임원혁2001.10.16
Abstract
Focusing on corporate governance and financial resource allocation mechanisms under various regimes, this paper uses the concept of path dependence and comparative institutional analysis to trace the evolution of Korea's development paradigm and to assess the extent of changes in the Korean economy since the 1997 economic crisis.
In the early 1960's, Korea addressed the policy challenges of economic development by essentially combining a state-led allocation of financial resources and an export market orientation. The government nationalized banks and restricted inward foreign direct investment while providing repayment guarantees to foreign financial institutions on loans extended to Korean firms, most of which lacked the standing in the international financial markets to raise capital on their own. Scrapping the import-substitution bias of the 1950's, the government removed various market distortions that had made it difficult for firms to exploit profitable investment opportunities. Korea's development paradigm, which centered on the idea of government-business risk partnership, proved an effective choice given the country's resource endowment at the time.
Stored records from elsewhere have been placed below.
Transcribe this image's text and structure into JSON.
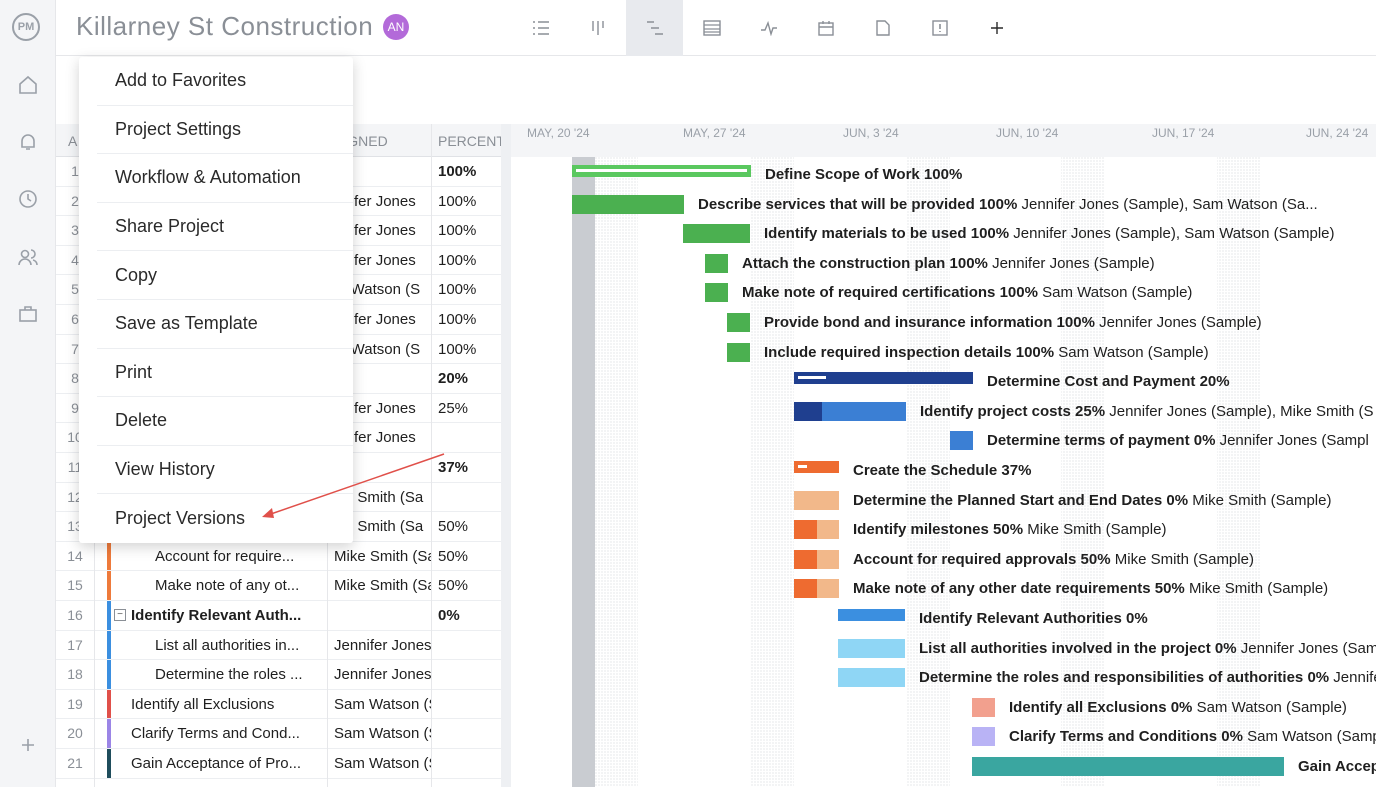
{
  "app": {
    "logo": "PM",
    "title": "Killarney St Construction",
    "avatar": "AN"
  },
  "sidebar": {
    "icons": [
      "home-icon",
      "bell-icon",
      "clock-icon",
      "people-icon",
      "briefcase-icon",
      "plus-icon"
    ]
  },
  "view_tabs": [
    "list-view-icon",
    "board-view-icon",
    "gantt-view-icon",
    "sheet-view-icon",
    "dashboard-view-icon",
    "calendar-view-icon",
    "doc-view-icon",
    "report-view-icon",
    "add-view-icon"
  ],
  "grid": {
    "headers": {
      "id": "A",
      "assigned": "SIGNED",
      "percent": "PERCENT"
    },
    "rows": [
      {
        "num": "1",
        "task": "",
        "assigned": "",
        "pct": "100%",
        "bold": true,
        "color": "#5ac85f"
      },
      {
        "num": "2",
        "task": "",
        "assigned": "nnifer Jones",
        "pct": "100%",
        "bold": false,
        "color": "#5ac85f"
      },
      {
        "num": "3",
        "task": "",
        "assigned": "nnifer Jones",
        "pct": "100%",
        "bold": false,
        "color": "#5ac85f"
      },
      {
        "num": "4",
        "task": "",
        "assigned": "nnifer Jones",
        "pct": "100%",
        "bold": false,
        "color": "#5ac85f"
      },
      {
        "num": "5",
        "task": "",
        "assigned": "m Watson (S",
        "pct": "100%",
        "bold": false,
        "color": "#5ac85f"
      },
      {
        "num": "6",
        "task": "",
        "assigned": "nnifer Jones",
        "pct": "100%",
        "bold": false,
        "color": "#5ac85f"
      },
      {
        "num": "7",
        "task": "",
        "assigned": "m Watson (S",
        "pct": "100%",
        "bold": false,
        "color": "#5ac85f"
      },
      {
        "num": "8",
        "task": "",
        "assigned": "",
        "pct": "20%",
        "bold": true,
        "color": "#2a5db0"
      },
      {
        "num": "9",
        "task": "",
        "assigned": "nnifer Jones",
        "pct": "25%",
        "bold": false,
        "color": "#2a5db0"
      },
      {
        "num": "10",
        "task": "",
        "assigned": "nnifer Jones",
        "pct": "",
        "bold": false,
        "color": "#2a5db0"
      },
      {
        "num": "11",
        "task": "",
        "assigned": "",
        "pct": "37%",
        "bold": true,
        "color": "#ee7a3b"
      },
      {
        "num": "12",
        "task": "",
        "assigned": "ike Smith (Sa",
        "pct": "",
        "bold": false,
        "color": "#ee7a3b"
      },
      {
        "num": "13",
        "task": "",
        "assigned": "ike Smith (Sa",
        "pct": "50%",
        "bold": false,
        "color": "#ee7a3b"
      },
      {
        "num": "14",
        "task": "Account for require...",
        "assigned": "Mike Smith (Sa",
        "pct": "50%",
        "bold": false,
        "color": "#ee7a3b",
        "indent": 2
      },
      {
        "num": "15",
        "task": "Make note of any ot...",
        "assigned": "Mike Smith (Sa",
        "pct": "50%",
        "bold": false,
        "color": "#ee7a3b",
        "indent": 2
      },
      {
        "num": "16",
        "task": "Identify Relevant Auth...",
        "assigned": "",
        "pct": "0%",
        "bold": true,
        "color": "#3b8fe0",
        "indent": 1,
        "collapse": "−"
      },
      {
        "num": "17",
        "task": "List all authorities in...",
        "assigned": "Jennifer Jones",
        "pct": "",
        "bold": false,
        "color": "#3b8fe0",
        "indent": 2
      },
      {
        "num": "18",
        "task": "Determine the roles ...",
        "assigned": "Jennifer Jones",
        "pct": "",
        "bold": false,
        "color": "#3b8fe0",
        "indent": 2
      },
      {
        "num": "19",
        "task": "Identify all Exclusions",
        "assigned": "Sam Watson (S",
        "pct": "",
        "bold": false,
        "color": "#e0504a",
        "indent": 1
      },
      {
        "num": "20",
        "task": "Clarify Terms and Cond...",
        "assigned": "Sam Watson (S",
        "pct": "",
        "bold": false,
        "color": "#9b85e6",
        "indent": 1
      },
      {
        "num": "21",
        "task": "Gain Acceptance of Pro...",
        "assigned": "Sam Watson (S",
        "pct": "",
        "bold": false,
        "color": "#1f4d5c",
        "indent": 1
      }
    ]
  },
  "gantt": {
    "dates": [
      "MAY, 20 '24",
      "MAY, 27 '24",
      "JUN, 3 '24",
      "JUN, 10 '24",
      "JUN, 17 '24",
      "JUN, 24 '24"
    ],
    "bars": [
      {
        "label": "Define Scope of Work",
        "pct": "100%",
        "who": "",
        "color": "#5ac85f",
        "summary": true
      },
      {
        "label": "Describe services that will be provided",
        "pct": "100%",
        "who": "Jennifer Jones (Sample), Sam Watson (Sa...",
        "color": "#5ac85f",
        "summary": false
      },
      {
        "label": "Identify materials to be used",
        "pct": "100%",
        "who": "Jennifer Jones (Sample), Sam Watson (Sample)",
        "color": "#5ac85f",
        "summary": false
      },
      {
        "label": "Attach the construction plan",
        "pct": "100%",
        "who": "Jennifer Jones (Sample)",
        "color": "#5ac85f",
        "summary": false
      },
      {
        "label": "Make note of required certifications",
        "pct": "100%",
        "who": "Sam Watson (Sample)",
        "color": "#5ac85f",
        "summary": false
      },
      {
        "label": "Provide bond and insurance information",
        "pct": "100%",
        "who": "Jennifer Jones (Sample)",
        "color": "#5ac85f",
        "summary": false
      },
      {
        "label": "Include required inspection details",
        "pct": "100%",
        "who": "Sam Watson (Sample)",
        "color": "#5ac85f",
        "summary": false
      },
      {
        "label": "Determine Cost and Payment",
        "pct": "20%",
        "who": "",
        "color": "#1f3f8f",
        "summary": true
      },
      {
        "label": "Identify project costs",
        "pct": "25%",
        "who": "Jennifer Jones (Sample), Mike Smith (S",
        "color": "#3b7fd4",
        "summary": false
      },
      {
        "label": "Determine terms of payment",
        "pct": "0%",
        "who": "Jennifer Jones (Sampl",
        "color": "#3b7fd4",
        "summary": false
      },
      {
        "label": "Create the Schedule",
        "pct": "37%",
        "who": "",
        "color": "#ee6b30",
        "summary": true
      },
      {
        "label": "Determine the Planned Start and End Dates",
        "pct": "0%",
        "who": "Mike Smith (Sample)",
        "color": "#f2b88a",
        "summary": false
      },
      {
        "label": "Identify milestones",
        "pct": "50%",
        "who": "Mike Smith (Sample)",
        "color": "#f2b88a",
        "summary": false
      },
      {
        "label": "Account for required approvals",
        "pct": "50%",
        "who": "Mike Smith (Sample)",
        "color": "#f2b88a",
        "summary": false
      },
      {
        "label": "Make note of any other date requirements",
        "pct": "50%",
        "who": "Mike Smith (Sample)",
        "color": "#f2b88a",
        "summary": false
      },
      {
        "label": "Identify Relevant Authorities",
        "pct": "0%",
        "who": "",
        "color": "#3b8fe0",
        "summary": true
      },
      {
        "label": "List all authorities involved in the project",
        "pct": "0%",
        "who": "Jennifer Jones (Sam",
        "color": "#8fd6f5",
        "summary": false
      },
      {
        "label": "Determine the roles and responsibilities of authorities",
        "pct": "0%",
        "who": "Jennife",
        "color": "#8fd6f5",
        "summary": false
      },
      {
        "label": "Identify all Exclusions",
        "pct": "0%",
        "who": "Sam Watson (Sample)",
        "color": "#f2a08e",
        "summary": false
      },
      {
        "label": "Clarify Terms and Conditions",
        "pct": "0%",
        "who": "Sam Watson (Samp",
        "color": "#b9b3f5",
        "summary": false
      },
      {
        "label": "Gain Accep",
        "pct": "",
        "who": "",
        "color": "#3aa6a0",
        "summary": false
      }
    ]
  },
  "menu": {
    "items": [
      "Add to Favorites",
      "Project Settings",
      "Workflow & Automation",
      "Share Project",
      "Copy",
      "Save as Template",
      "Print",
      "Delete",
      "View History",
      "Project Versions"
    ]
  }
}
From the outset, the government sought to contain idiosyncratic moral hazard, but systemic risks began to build up as apparently successful firms kept borrowing to expand their business. When an economic slowdown threatened to topple heavily indebted firms in 1972, the government decided to bail out the debt-plagued corporate sector and imposed a debt moratorium on curb loans—without holding the incumbent managers and owners responsible for their previous business decisions. The ensuing heavy and chemical industry drive further weakened investment discipline as the government increasingly directed private firms to carry out targeted projects.
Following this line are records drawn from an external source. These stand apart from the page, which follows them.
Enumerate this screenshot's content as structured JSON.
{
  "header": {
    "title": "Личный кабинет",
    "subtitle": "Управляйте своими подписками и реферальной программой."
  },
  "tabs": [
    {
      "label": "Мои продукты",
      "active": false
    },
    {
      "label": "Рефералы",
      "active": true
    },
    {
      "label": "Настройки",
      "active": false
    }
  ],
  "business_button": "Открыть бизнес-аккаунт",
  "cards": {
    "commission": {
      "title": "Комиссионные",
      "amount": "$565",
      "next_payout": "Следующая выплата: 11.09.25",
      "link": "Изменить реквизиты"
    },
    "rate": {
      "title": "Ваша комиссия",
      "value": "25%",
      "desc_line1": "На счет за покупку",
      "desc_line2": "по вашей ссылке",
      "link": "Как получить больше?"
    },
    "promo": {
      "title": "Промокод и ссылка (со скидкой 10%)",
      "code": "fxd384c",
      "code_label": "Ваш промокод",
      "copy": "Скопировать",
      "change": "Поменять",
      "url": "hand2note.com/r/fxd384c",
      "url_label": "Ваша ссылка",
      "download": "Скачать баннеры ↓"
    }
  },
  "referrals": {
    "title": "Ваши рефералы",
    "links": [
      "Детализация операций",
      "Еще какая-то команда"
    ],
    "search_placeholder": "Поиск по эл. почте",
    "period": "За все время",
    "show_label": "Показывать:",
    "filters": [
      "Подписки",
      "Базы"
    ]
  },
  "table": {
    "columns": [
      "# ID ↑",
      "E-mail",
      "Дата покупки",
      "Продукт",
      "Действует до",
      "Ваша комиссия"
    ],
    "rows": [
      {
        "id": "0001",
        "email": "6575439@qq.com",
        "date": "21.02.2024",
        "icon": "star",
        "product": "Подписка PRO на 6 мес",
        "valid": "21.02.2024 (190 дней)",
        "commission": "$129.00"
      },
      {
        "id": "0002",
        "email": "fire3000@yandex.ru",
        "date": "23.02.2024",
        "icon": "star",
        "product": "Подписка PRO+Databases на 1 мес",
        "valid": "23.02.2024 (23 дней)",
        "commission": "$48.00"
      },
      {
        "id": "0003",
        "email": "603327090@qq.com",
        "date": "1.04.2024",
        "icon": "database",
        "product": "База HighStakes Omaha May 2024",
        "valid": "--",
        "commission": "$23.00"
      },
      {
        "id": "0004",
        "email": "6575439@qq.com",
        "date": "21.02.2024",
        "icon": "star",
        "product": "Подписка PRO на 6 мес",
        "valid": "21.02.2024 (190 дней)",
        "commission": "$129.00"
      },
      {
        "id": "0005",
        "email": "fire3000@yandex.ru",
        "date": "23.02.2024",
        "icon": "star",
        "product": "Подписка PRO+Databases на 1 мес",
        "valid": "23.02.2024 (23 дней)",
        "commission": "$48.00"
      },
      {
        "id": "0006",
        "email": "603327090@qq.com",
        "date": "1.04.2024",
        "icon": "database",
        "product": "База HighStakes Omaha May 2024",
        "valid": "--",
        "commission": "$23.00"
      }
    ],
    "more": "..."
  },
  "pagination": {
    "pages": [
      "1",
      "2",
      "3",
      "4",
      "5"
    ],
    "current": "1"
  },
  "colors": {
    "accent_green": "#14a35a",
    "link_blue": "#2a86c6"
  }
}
Disturbed by the distortion of the government-business risk partnership, some technocrats began to advocate a transition to a more market-oriented paradigm as early as the end of the 1970's. Although domestic and foreign pressure for liberalization and democratization did lead to the weakening of government control, institutional reforms required to improve corporate governance and financial resource allocation were not implemented. In fact, what might be called "de-control without de-protection" proceeded as family-based business groups known as the chaebol took advantage of liberalization and the government's implicit guarantee against their bankruptcy. The 1997 crisis should be understood within this context.
In the post-crisis era, changes in the risk profiles of economic activities, combined with the collapse of the authority hierarchy after the crisis, seem to be the primary drivers behind Korea's evolving development paradigm. The transition from the old government-business risk partnership to a more market-oriented paradigm, however, has been difficult. Although the government has swiftly dealt with the massive nonperforming loans problem, it has been far less willing to take substantive measures designed to put financial institutions in a position to lead corporate restructuring based on market principles. As long as Korea continues to harbor structural problems in the areas of corporate governance and the allocation of financial resources, however, the investment efficiency of the economy is likely to suffer, making it extremely vulnerable to macroeconomic shocks. The reform program should focus on improving the autonomy of the financial sector and introducing private remedies to address the problem of corporate governance.